Friday, April 29, 2022
With the S&P 500 Index in correction territory (down more than 10% from the previous peak) while the market faces a number of big threats, including inflation, a hawkish Federal Reserve, soaring yields, and war in Eastern Europe, investor anxiety levels are understandably elevated. During volatile markets, it’s difficult to focus on anything beyond the short term, but at times like this studying market history for reminders of the benefits of long-term investing can be helpful for investors
“Individual investors have the benefit of time on their side,” wrote LPL Financial Equity Strategist Jeffrey Buchbinder. “History shows that patience is rewarded during volatile periods in the market. This looks like one of those times.”
Below are 6 charts we think may help investors stay focused on the long term.
First, simply put, stocks have gone up over time as shown in the chart below. Based on this 122-year data series of the Dow Jones Industrials, stocks have gained 9.5% annualized including dividends. That’s a pretty good long-term track record.
So what has driven those big gains for stocks all those years? Earnings, plain and simple. While we don’t have 122 years of earnings data for the Dow, we do have 70 years of S&P 500 earnings per share data, shown in the chart below. Earnings have grown at an annualized pace of 7.5% over this time period, consistent with long-term stock price appreciation (excluding dividends).
The next chart shows how punitive it can be to be out of the market on its best days. Though the S&P 500 Index is unmanaged and can’t be owned directly, it’s clear that owning stocks for the long run has been very rewarding and moving in and out and potentially missing out on gains can be costly. Stocks experienced some significant downdrafts during the 31-year period shown in the chart (2000-2002 and 2008-2009 to be specific) and yet the S&P 500 Index still rose an average of 9.9% per year during that time.

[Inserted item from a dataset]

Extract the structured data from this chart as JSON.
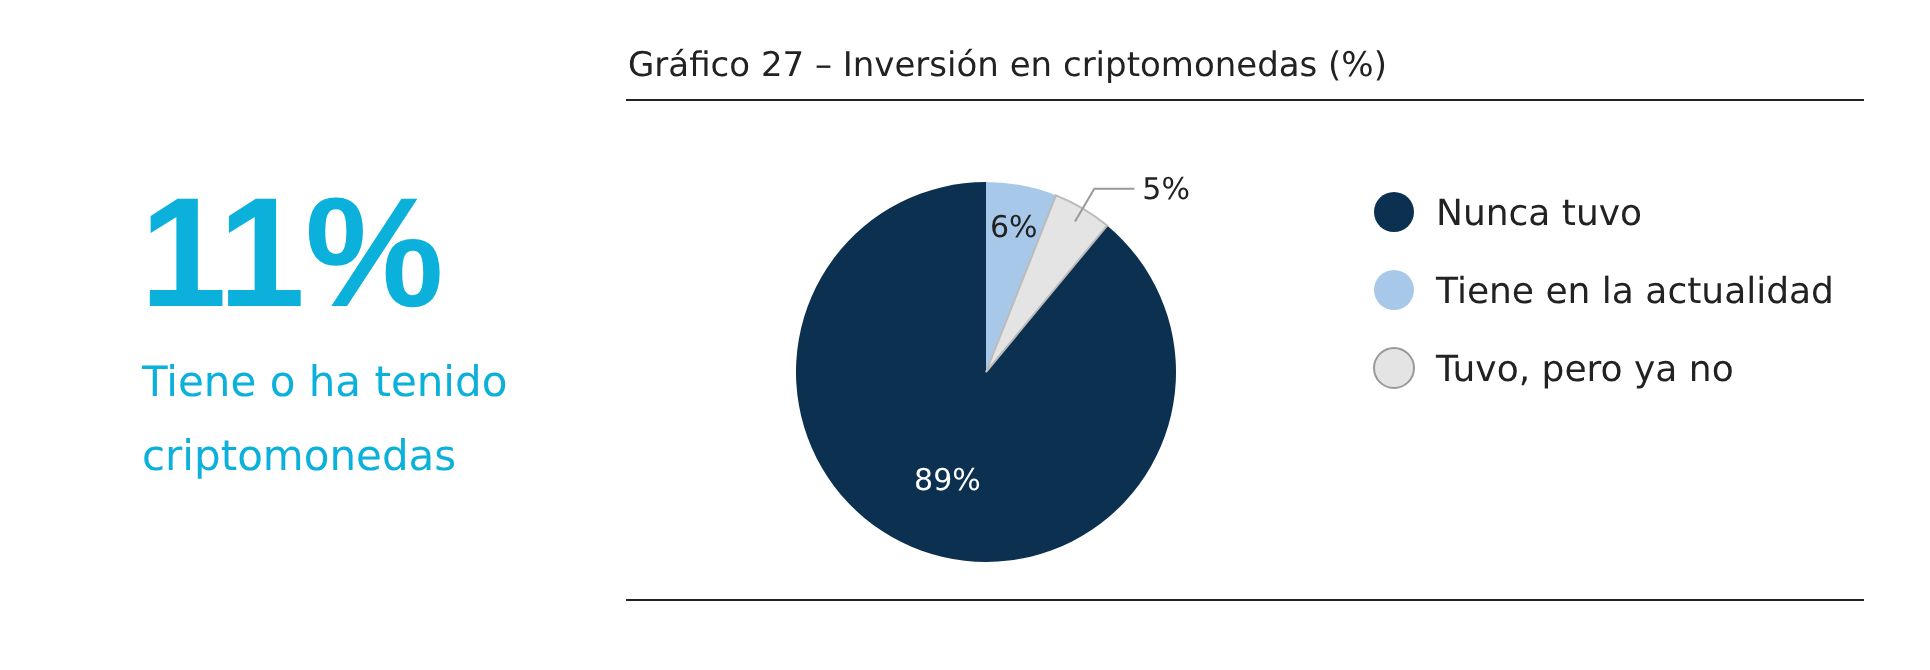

The next chart shows the probability of S&P 500 Index gains over various rolling time periods since 1950. Based on monthly data, the index was higher in more than 80% of all rolling 3-year and 5-year periods. Going out further, 92% of all 10-year rolling periods saw the S&P 500 move higher, while the S&P 500 was higher 100% of the time for all rolling 15-year periods. In other words, those with a greater than a 10-year investing time horizon have an excellent chance to achieve positive returns.
It’s also important for investors to remember that when stocks fall, they usually become cheaper relative to earnings. LPL Research certainly believes this is relevant today given the solid earnings trends still in place (despite several high profile disappointments among mega-cap tech and internet stocks this quarter).
The next chart illustrates the relationship between stock valuations—measured by the S&P 500 price-to-earnings ratio (P/E)—and future stock performance. Specifically, the chart shows the future 10-year returns an investor might expect based on the valuation levels at a given point in time. If this relationship holds going forward, then buying stocks at a 19 P/E today positions investors for better long-term returns—perhaps 5-6% annually—than the 24 P/E observed at the start of the year. Note that the P/E scale on the chart’s right axis is inverted, so a rising line reflects lower valuations.
Earlier this week LPL Financial Chief Market Strategist Ryan Detrick published a chart (shown here) showing the average maximum peak-to-trough decline in a given year has been 14%. Put another way, as shown in the chart below, on average the S&P 500 has experienced one 10% or greater correction per year. The takeaway here is that the volatility experienced this year, with the S&P 500 falling 13% from January 3 through March 8, is actually quite normal.
So there you have it. Six charts to help put the latest bout of volatility in perspective and remind us of the benefits of long-term investing. Bottom line, be patient, stick to your plan, and if you have a long-term time horizon with a relatively conservative asset allocation, this might not be a bad time to consider adding some equities.